CYRUSTIMES, PALANGKA RAYA – Menjamurnya pengemis di Provinsi Kalimantan Tengah (Kalteng) kembali mencuri perhatian publik. Yang mengejutkan, pengemis yang didominasi pendatang dari luar daerah yakni Sumenep tersebut ternyata memiliki kondisi ekonomi yang tidak seburuk yang digambarkan. Fenomena “pengemis kaya” ini menimbulkan pertanyaan mendalam tentang sistem sosial dan ekonomi yang berlaku di masyarakat.
Yuliana, dosen Sosiologi Universitas Palangka Raya, menilai fenomena ini membuka dimensi baru dalam pembahasan kemiskinan. “Mengemis tidak selalu lagi identik dengan kemiskinan, tapi bisa menjadi strategi ekonomi atau bahkan profesi terselubung,” ujarnya kepada Cyrustimes, Minggu (25/5/2025).
Sementara itu dihari yang sama, Suherman, pengamat ekonomi dan dosen Fakultas Ekonomi dan Bisnis UPR sekaligus peneliti di Institute for Economic Research and Training (INTEREST), menyebut fenomena ini sebagai “bisnis belas kasih” yang memanfaatkan rasa iba masyarakat sebagai sumber pendapatan.
Kasus Nardi dan Jejak Kampung Pengemis
Salah satu kasus yang mencuat adalah Nardi (50), pengemis asal Sumenep, Jawa Timur, yang kini berkeliling di Kota Palangka Raya. Pria paruh baya itu mengaku terpaksa mengemis untuk mengumpulkan ongkos pulang ke kampung halaman setelah mengalami kecelakaan di Kabupaten Kotawaringin Timur, Sampit.

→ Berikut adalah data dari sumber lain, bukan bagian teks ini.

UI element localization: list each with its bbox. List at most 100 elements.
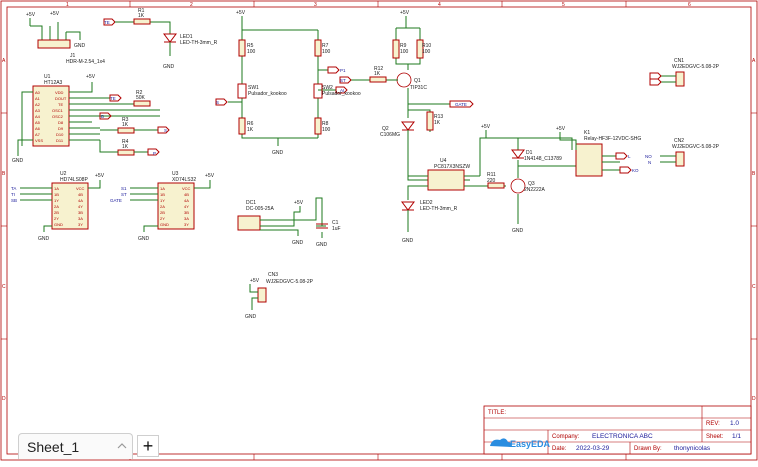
col-label-1: 1	[66, 2, 69, 8]
net-gate-label: GATE	[455, 102, 467, 107]
cn3-vcc-label: +5V	[250, 278, 260, 284]
u1-pin-a3: A3	[35, 108, 41, 113]
u2-pin-1a: 1A	[54, 186, 59, 191]
u3-net-gate: GATE	[110, 198, 122, 203]
u1-pin-d11: D11	[56, 138, 64, 143]
u2-net-ta: TA	[11, 186, 16, 191]
col-label-3: 3	[314, 2, 317, 8]
chevron-up-icon[interactable]	[116, 440, 128, 452]
u3-pin-vcc: VCC	[182, 186, 191, 191]
r8-value: 100	[322, 127, 331, 133]
u1-pin-a0: A0	[35, 90, 41, 95]
u2-pin-gnd: GND	[54, 222, 63, 227]
u1-pin-vss: VSS	[35, 138, 43, 143]
u3-pin-gnd: GND	[160, 222, 169, 227]
net-ko-label: KO	[632, 168, 639, 173]
led1-gnd-label: GND	[163, 64, 175, 70]
u1-pin-osc1: OSC1	[52, 108, 64, 113]
sw-gnd-label: GND	[272, 150, 284, 156]
company-value: ELECTRONICA ABC	[592, 433, 653, 440]
r3-value: 1K	[122, 122, 129, 128]
r1-value: 1K	[138, 13, 145, 19]
u2-pin-3b: 3B	[78, 210, 83, 215]
drawn-value: thonynicolas	[674, 445, 711, 452]
u2-net-sb: SB	[11, 198, 17, 203]
net-p-label: P	[153, 151, 156, 156]
u1-value: HT12A3	[44, 80, 63, 86]
r2-value: 50K	[136, 95, 146, 101]
u3-pin-1b: 1B	[160, 192, 165, 197]
r5-value: 100	[247, 49, 256, 55]
u1-pin-d10: D10	[56, 132, 64, 137]
component-r2[interactable]	[133, 100, 151, 107]
sheet-value: 1/1	[732, 433, 741, 440]
u1-pin-a1: A1	[35, 96, 41, 101]
r6-value: 1K	[247, 127, 254, 133]
net-s-label: S	[164, 128, 167, 133]
rev-value: 1.0	[730, 420, 739, 427]
net-ai-label: AI	[340, 88, 344, 93]
u3-pin-2b: 2B	[160, 210, 165, 215]
q3-gnd-label: GND	[512, 228, 524, 234]
u4-gnd-label: GND	[402, 238, 414, 244]
led2-value: LED-TH-3mm_R	[420, 206, 458, 212]
u3-value: XD74LS32	[172, 177, 196, 183]
u3-vcc-label: +5V	[205, 173, 215, 179]
u3-pin-1y: 1Y	[160, 198, 165, 203]
u4-value: PC817X3NSZW	[434, 164, 470, 170]
add-sheet-button[interactable]: +	[137, 435, 159, 457]
net-s-sw-label: S	[216, 100, 219, 105]
net-n-label: N	[648, 160, 651, 165]
net-te-label: TE	[110, 96, 116, 101]
q1-vcc-label: +5V	[400, 10, 410, 16]
tab-sheet-1[interactable]: Sheet_1	[18, 433, 133, 459]
u2-pin-1y: 1Y	[54, 198, 59, 203]
sheet-label: Sheet:	[706, 434, 724, 440]
drawn-label: Drawn By:	[634, 446, 662, 452]
title-label: TITLE:	[488, 410, 506, 416]
company-label: Company:	[552, 434, 580, 440]
u2-pin-4b: 4B	[78, 192, 83, 197]
k1-vcc-label: +5V	[556, 126, 566, 132]
led1-value: LED-TH-3mm_R	[180, 40, 218, 46]
u2-pin-vcc: VCC	[76, 186, 85, 191]
u2-value: HD74LS08P	[60, 177, 88, 183]
u3-pin-4b: 4B	[184, 192, 189, 197]
sheet-tab-bar: Sheet_1 +	[18, 433, 159, 459]
u3-pin-2y: 2Y	[160, 216, 165, 221]
row-label-c-right: C	[752, 284, 756, 290]
r11-value: 220	[487, 178, 496, 184]
u2-pin-2y: 2Y	[54, 216, 59, 221]
j1-value: HDR-M-2.54_1x4	[66, 59, 105, 65]
q1-ref: Q1	[414, 78, 421, 84]
net-p1-label: P1	[340, 68, 346, 73]
u2-gnd-label: GND	[38, 236, 50, 242]
cn3-ref: CN3	[268, 272, 278, 278]
u3-pin-4y: 4Y	[184, 204, 189, 209]
u1-pin-a7: A7	[35, 132, 41, 137]
j1-vcc-label: +5V	[26, 12, 36, 18]
u3-pin-3a: 3A	[184, 216, 189, 221]
r12-value: 1K	[374, 71, 381, 77]
u3-net-s1: S1	[121, 186, 127, 191]
u3-pin-4a: 4A	[184, 198, 189, 203]
tab-sheet-label: Sheet_1	[27, 439, 80, 455]
sw1-value: Pulsador_kookoo	[248, 91, 287, 97]
col-label-2: 2	[190, 2, 193, 8]
schematic-sheet[interactable]: 1 2 3 4 5 6 A B C D A B C D +5V +5V GND …	[0, 0, 758, 462]
u2-pin-2b: 2B	[54, 210, 59, 215]
u2-pin-3a: 3A	[78, 216, 83, 221]
date-value: 2022-03-29	[576, 445, 610, 452]
u2-pin-4y: 4Y	[78, 204, 83, 209]
u2-net-ti: TI	[11, 192, 15, 197]
u1-pin-vdd: VDD	[55, 90, 64, 95]
q2-value: C106MG	[380, 132, 400, 138]
r4-value: 1K	[122, 144, 129, 150]
col-label-4: 4	[438, 2, 441, 8]
u1-pin-dout: DOUT	[55, 96, 67, 101]
r13-value: 1K	[434, 120, 441, 126]
q3-vcc-label: +5V	[481, 124, 491, 130]
rev-label: REV:	[706, 421, 720, 427]
u3-net-st: ST	[121, 192, 127, 197]
u1-pin-d8: D8	[58, 120, 64, 125]
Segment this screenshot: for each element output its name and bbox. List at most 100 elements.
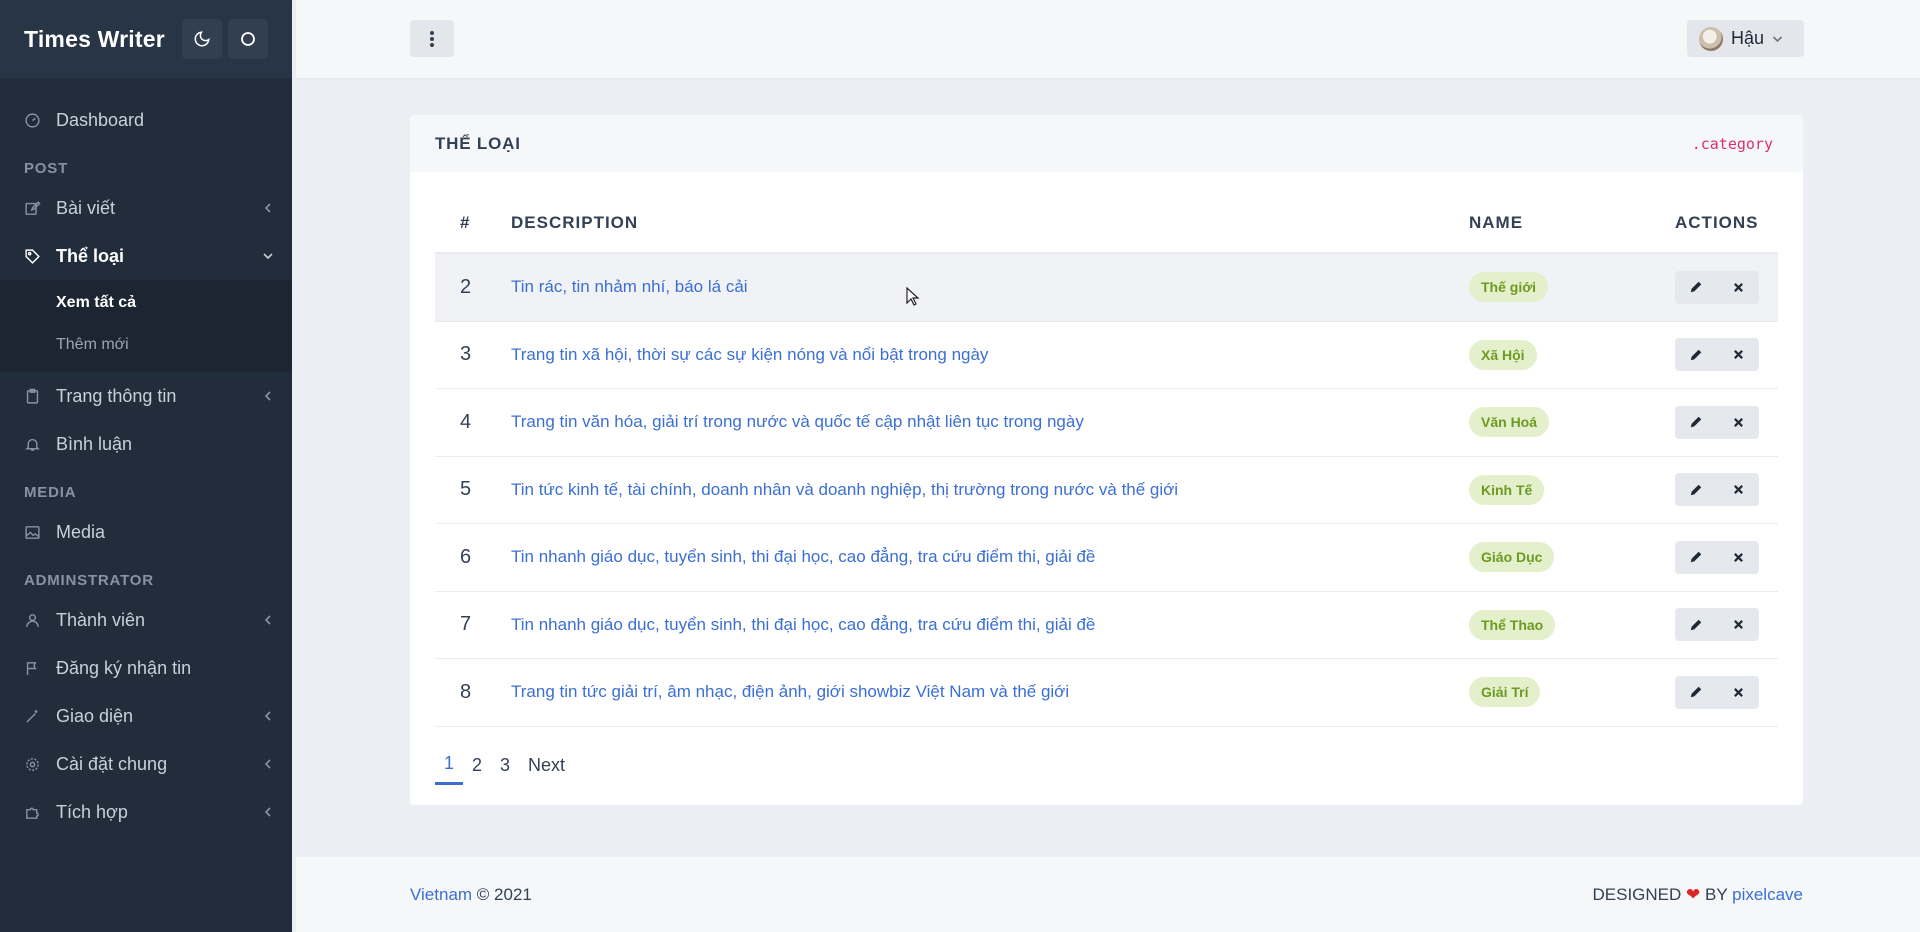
- table-header: # DESCRIPTION NAME ACTIONS: [435, 194, 1778, 254]
- bell-icon: [25, 438, 40, 451]
- sidebar-item-appearance[interactable]: Giao diện: [0, 692, 292, 740]
- sidebar-item-posts[interactable]: Bài viết: [0, 184, 292, 232]
- row-number: 2: [460, 275, 472, 298]
- page-link-1[interactable]: 1: [435, 745, 464, 785]
- edit-button[interactable]: [1675, 675, 1717, 709]
- circle-icon: [241, 32, 255, 46]
- table-row: 3 Trang tin xã hội, thời sự các sự kiện …: [435, 322, 1778, 389]
- magic-wand-icon: [26, 709, 38, 723]
- page-link-3[interactable]: 3: [491, 745, 519, 785]
- row-description-link[interactable]: Tin tức kinh tế, tài chính, doanh nhân v…: [511, 480, 1469, 500]
- table-row: 7 Tin nhanh giáo dục, tuyển sinh, thi đạ…: [435, 592, 1778, 659]
- card-header: THỂ LOẠI .category: [410, 115, 1803, 172]
- avatar: [1699, 26, 1723, 51]
- sidebar-item-label: Trang thông tin: [56, 385, 177, 406]
- row-description-link[interactable]: Tin nhanh giáo dục, tuyển sinh, thi đại …: [511, 547, 1469, 567]
- sidebar-item-members[interactable]: Thành viên: [0, 596, 292, 644]
- sidebar-item-categories[interactable]: Thể loại: [0, 232, 292, 280]
- sidebar-item-label: Cài đặt chung: [56, 753, 168, 774]
- edit-button[interactable]: [1675, 473, 1717, 507]
- sidebar-item-label: Bình luận: [56, 433, 133, 454]
- sidebar-item-label: Bài viết: [56, 197, 116, 218]
- delete-button[interactable]: [1717, 473, 1759, 507]
- column-header-number: #: [460, 213, 471, 232]
- sidebar-item-settings[interactable]: Cài đặt chung: [0, 740, 292, 788]
- chevron-left-icon: [264, 759, 271, 769]
- sidebar-item-dashboard[interactable]: Dashboard: [0, 96, 292, 144]
- sidebar-item-pages[interactable]: Trang thông tin: [0, 372, 292, 420]
- edit-button[interactable]: [1675, 540, 1717, 574]
- sidebar-item-comments[interactable]: Bình luận: [0, 420, 292, 468]
- page-link-next[interactable]: Next: [519, 745, 574, 785]
- dark-mode-toggle[interactable]: [182, 19, 222, 59]
- sidebar-item-label: Giao diện: [56, 705, 134, 726]
- category-card: THỂ LOẠI .category # DESCRIPTION NAME AC…: [410, 115, 1803, 805]
- edit-button[interactable]: [1675, 270, 1717, 304]
- page-footer: Vietnam © 2021 DESIGNED ❤ BY pixelcave: [296, 857, 1920, 932]
- category-badge: Thể Thao: [1469, 609, 1556, 640]
- brand-bar: Times Writer: [0, 0, 292, 78]
- user-icon: [26, 613, 39, 627]
- sidebar-item-subscriptions[interactable]: Đăng ký nhận tin: [0, 644, 292, 692]
- row-description-link[interactable]: Tin nhanh giáo dục, tuyển sinh, thi đại …: [511, 615, 1469, 635]
- close-icon: [1733, 552, 1743, 562]
- row-number: 7: [460, 613, 472, 636]
- pencil-icon: [1690, 349, 1702, 360]
- pencil-icon: [1690, 484, 1702, 495]
- category-badge: Thế giới: [1469, 272, 1549, 303]
- footer-designed-label: DESIGNED: [1592, 885, 1682, 904]
- column-header-description: DESCRIPTION: [511, 213, 639, 232]
- row-number: 6: [460, 545, 472, 568]
- pencil-icon: [1690, 282, 1702, 293]
- sidebar-item-media[interactable]: Media: [0, 508, 292, 556]
- sidebar-nav: Dashboard POST Bài viết Thể loại Xem tất…: [0, 78, 292, 836]
- nav-heading-post: POST: [24, 160, 69, 177]
- theme-toggle[interactable]: [228, 19, 268, 59]
- mouse-cursor-icon: [906, 287, 920, 306]
- delete-button[interactable]: [1717, 405, 1759, 439]
- sidebar-item-label: Tích hợp: [56, 801, 128, 822]
- chevron-down-icon: [1772, 35, 1783, 42]
- brand-logo[interactable]: Times Writer: [24, 26, 176, 53]
- edit-button[interactable]: [1675, 405, 1717, 439]
- footer-designer-link[interactable]: pixelcave: [1732, 885, 1803, 904]
- chevron-down-icon: [263, 253, 273, 260]
- table-row: 2 Tin rác, tin nhảm nhí, báo lá cải Thế …: [435, 254, 1778, 322]
- user-name: Hậu: [1731, 28, 1765, 48]
- delete-button[interactable]: [1717, 675, 1759, 709]
- submenu-view-all[interactable]: Xem tất cả: [0, 282, 292, 324]
- pencil-icon: [1690, 417, 1702, 428]
- delete-button[interactable]: [1717, 540, 1759, 574]
- row-description-link[interactable]: Trang tin tức giải trí, âm nhạc, điện ản…: [511, 682, 1469, 702]
- footer-copyright: © 2021: [476, 885, 532, 904]
- edit-button[interactable]: [1675, 338, 1717, 372]
- submenu-add-new[interactable]: Thêm mới: [0, 324, 292, 366]
- sidebar-item-integrations[interactable]: Tích hợp: [0, 788, 292, 836]
- delete-button[interactable]: [1717, 270, 1759, 304]
- delete-button[interactable]: [1717, 338, 1759, 372]
- table-row: 6 Tin nhanh giáo dục, tuyển sinh, thi đạ…: [435, 524, 1778, 592]
- heart-icon: ❤: [1686, 885, 1701, 904]
- row-description-link[interactable]: Trang tin văn hóa, giải trí trong nước v…: [511, 412, 1469, 432]
- row-description-link[interactable]: Tin rác, tin nhảm nhí, báo lá cải: [511, 277, 1469, 297]
- page-link-2[interactable]: 2: [463, 745, 491, 785]
- footer-left: Vietnam © 2021: [410, 885, 532, 905]
- chevron-left-icon: [264, 711, 271, 721]
- column-header-actions: ACTIONS: [1675, 213, 1759, 232]
- sidebar-item-label: Thành viên: [56, 609, 146, 630]
- category-table: # DESCRIPTION NAME ACTIONS 2 Tin rác, ti…: [435, 194, 1778, 727]
- row-number: 3: [460, 343, 472, 366]
- category-badge: Giáo Dục: [1469, 542, 1555, 573]
- gauge-icon: [25, 112, 40, 128]
- close-icon: [1733, 485, 1743, 495]
- user-menu-button[interactable]: Hậu: [1687, 20, 1804, 57]
- row-description-link[interactable]: Trang tin xã hội, thời sự các sự kiện nó…: [511, 345, 1469, 365]
- row-number: 8: [460, 680, 472, 703]
- menu-toggle-button[interactable]: [410, 20, 454, 57]
- delete-button[interactable]: [1717, 608, 1759, 642]
- card-title: THỂ LOẠI: [435, 133, 521, 153]
- edit-button[interactable]: [1675, 608, 1717, 642]
- pencil-icon: [1690, 552, 1702, 563]
- category-badge: Văn Hoá: [1469, 407, 1550, 438]
- footer-country-link[interactable]: Vietnam: [410, 885, 472, 904]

Namun, informasi yang beredar di masyarakat menyebutkan bahwa Nardi pernah terlihat meminta sumbangan dengan dalih untuk pembangunan masjid di wilayah Kota Palangka Raya. Klaim yang kontradiktif ini menguatkan dugaan adanya manipulasi dalam praktik mengemis tersebut.
Fenomena ini sebenarnya bukan hal baru. Beberapa media sebelumnya telah mengangkat keberadaan “Kampung Pengemis” di Desa Pragaan Daya, Kecamatan Pragaan, Kabupaten Sumenep. Mengutip repository.unair.ac.id, mayoritas penduduk di desa tersebut berprofesi sebagai pengemis, bahkan termasuk mereka yang hidup berkecukupan.
Studi dari library.unmer.ac.id menyebutkan bahwa motif masyarakat mengemis adalah budaya turun-temurun yang diperkuat oleh kualitas sumber daya manusia yang rendah, mengakibatkan pola pikir yang kurang kreatif dan pandangan hidup yang sempit.
Analisis Sosiologis: Lemahnya Pengawasan Sosial
Menurut Yuliana, praktik mengemis sebagai strategi untuk meraup keuntungan menunjukkan adanya celah dalam sistem sosial dan lemahnya pengawasan masyarakat. “Ini bukan lagi semata-mata soal kemiskinan, tapi juga soal moral, dan bagaimana masyarakat menilai kerja dan penghasilan,” katanya.
Dosen sosiologi tersebut menilai fenomena pengemis kaya ini mencerminkan kegagalan pemerintah dalam menyediakan lapangan kerja yang dapat diakses oleh warga yang tidak memiliki keterampilan khusus. “Peluang kerja sempit, sistem kesejahteraan tidak merata distribusinya, sehingga masyarakat menciptakan cara sendiri untuk bertahan hidup,” jelasnya.
Perspektif Ekonomi: Perilaku Rasional dengan Dampak Negatif
Dari sudut pandang ekonomi, Suherman menilai perilaku para pengemis sebagai pilihan rasional. “Dalam perspektif ekonomi, perilaku seperti ini bisa disebut perilaku rasional karena mengemis bisa memberikan pendapatan tinggi dengan modal minim,” katanya.